- Born: Wagga Wagga
- Education: Xavier College; WAAPA;
- Occupation(s): Actor, singer, songwriter
- Known for: Les Misérables, Love Never Dies

= Simon Gleeson =

Australian actor and singer

Simon Gleeson is an Australian actor, singer and screenwriter. He is best known for playing Raoul in the 2011 Australian production of Love Never Dies and Jean Valjean in the 2014 Australian revival of Les Misérables. He reprised the role of Valjean in the 2016/17 cast of the West End production. He released an album titled Elements in 2015 and was a co-writer of the 2024 film Better Man.

== Early life and education==
Gleeson grew up in Wagga Wagga, New South Wales, with his parents and sister, who is an actress.

He completed his secondary education as a boarder at Xavier College in Melbourne.

Gleeson trained at the Western Australian Academy of Performing Arts (WAAPA).

== Career ==
Gleeson has performed in many musicals and plays in Australia and in London's West End including Mamma Mia!, Eureka, The Far Pavilions, and Imagine This. He has performed in plays for Sydney Theatre Company and Royal National Theatre in the UK. In 2013/2014 he was in the original company of Rupert for Melbourne Theatre Company and toured the play to the John F. Kennedy Center for the Performing Arts.

He portrayed Raoul in the Australian production of Andrew Lloyd Webber's musical Love Never Dies, the sequel to Lloyd Webber's highly successful The Phantom of the Opera.

Gleeson has appeared in numerous television series in Australia and the UK, most notably as Sid in EastEnders and as a principal cast member of 'Kombat Opera Presents' for BBC television. In the United Kingdom he has performed in plays at The Royal National Theatre and in the West End of London. He has appeared in the popular BBC soap opera EastEnders, playing SJ Fletcher's boyfriend Sid Clarke. In 2007 Gleeson appeared in 'Kombat Opera Presents' for BBC television. He appeared with Richard Dreyfuss and Nia Vardalos in 2009's My Life in Ruins.

In August 2012, he played Anatoly Sergievsky in an Australian production of Chess.

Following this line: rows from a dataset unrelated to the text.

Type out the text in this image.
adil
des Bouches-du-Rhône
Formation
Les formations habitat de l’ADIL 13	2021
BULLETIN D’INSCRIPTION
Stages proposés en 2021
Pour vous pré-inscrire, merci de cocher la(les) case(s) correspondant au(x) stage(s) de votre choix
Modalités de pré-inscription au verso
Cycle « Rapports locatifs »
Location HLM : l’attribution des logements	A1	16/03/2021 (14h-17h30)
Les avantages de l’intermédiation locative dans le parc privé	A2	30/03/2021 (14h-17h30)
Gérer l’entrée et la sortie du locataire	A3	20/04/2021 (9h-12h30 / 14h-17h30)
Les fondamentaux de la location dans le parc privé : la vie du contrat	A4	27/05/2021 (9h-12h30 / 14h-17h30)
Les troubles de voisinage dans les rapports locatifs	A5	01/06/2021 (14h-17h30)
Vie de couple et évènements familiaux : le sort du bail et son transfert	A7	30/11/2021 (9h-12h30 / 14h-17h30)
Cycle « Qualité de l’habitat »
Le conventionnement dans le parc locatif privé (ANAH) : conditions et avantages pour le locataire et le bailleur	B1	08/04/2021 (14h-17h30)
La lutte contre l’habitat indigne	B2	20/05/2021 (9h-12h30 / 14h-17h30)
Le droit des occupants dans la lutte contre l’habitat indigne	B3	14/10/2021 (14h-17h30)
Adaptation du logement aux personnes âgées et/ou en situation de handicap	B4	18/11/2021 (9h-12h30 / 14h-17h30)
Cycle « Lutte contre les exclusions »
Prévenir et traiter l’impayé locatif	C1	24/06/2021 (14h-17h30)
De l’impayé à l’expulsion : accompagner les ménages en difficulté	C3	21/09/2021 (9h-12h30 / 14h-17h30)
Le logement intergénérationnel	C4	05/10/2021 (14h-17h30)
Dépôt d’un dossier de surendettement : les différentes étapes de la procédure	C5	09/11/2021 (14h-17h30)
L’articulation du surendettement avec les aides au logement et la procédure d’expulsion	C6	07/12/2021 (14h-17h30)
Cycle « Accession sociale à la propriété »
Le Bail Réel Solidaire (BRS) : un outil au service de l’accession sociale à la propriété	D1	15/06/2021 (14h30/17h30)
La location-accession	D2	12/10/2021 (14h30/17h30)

From 2014 Gleeson played Jean Valjean in the Australian tour of Cameron Macintosh's Les Miserables. He would remain with the cast throughout 2015 and was cast in the role for its Manila run. He won a Helpmann Award for the role. From December 2016 to June 2017, he played Valjean in the West End production of Les Misérables.

He performed in Noël Coward's Hayfever for the Melbourne Theatre Company, and returned to the Melbourne Theatre Company in 2018 to play Sir Robert Chiltern in Oscar Wilde's An Ideal Husband.

In 2018, Gleeson joined The Production Company for their production of Oklahoma! as Curly McLain alongside Anna O'Byrne.

==Music==
Gleeson released his debut album, titled Elements in 2015.
The track list consists of:
- "A Bit of Earth"
- "Anthem"
- "She’s Got A Way" / "Something"
- "End of The World"
- "Being Alive"
- "Bring Him Home"
- "And the Rain Keeps Falling Down"
- "Stay With Me"
- "Sorry Seems To Be the Hardest Word" – featuring Natalie O’Donnell
- "If I Loved You"
- "The Day You Went Away"

== Nominations and awards ==
In 2014, Gleeson was awarded a Helpmann Award for his role as Jean Valjean in the Australian tour of Les Miserables. He has been nominated for a Helpmann Award twice before for Sky in Mamma Mia!, and Raoul in Love Never Dies and has been nominated several times for a Green Room Award.

In London he was nominated for a Whatsonstage.com Award for The Far Pavilions. Gleeson has also been nominated for a Glugs Award.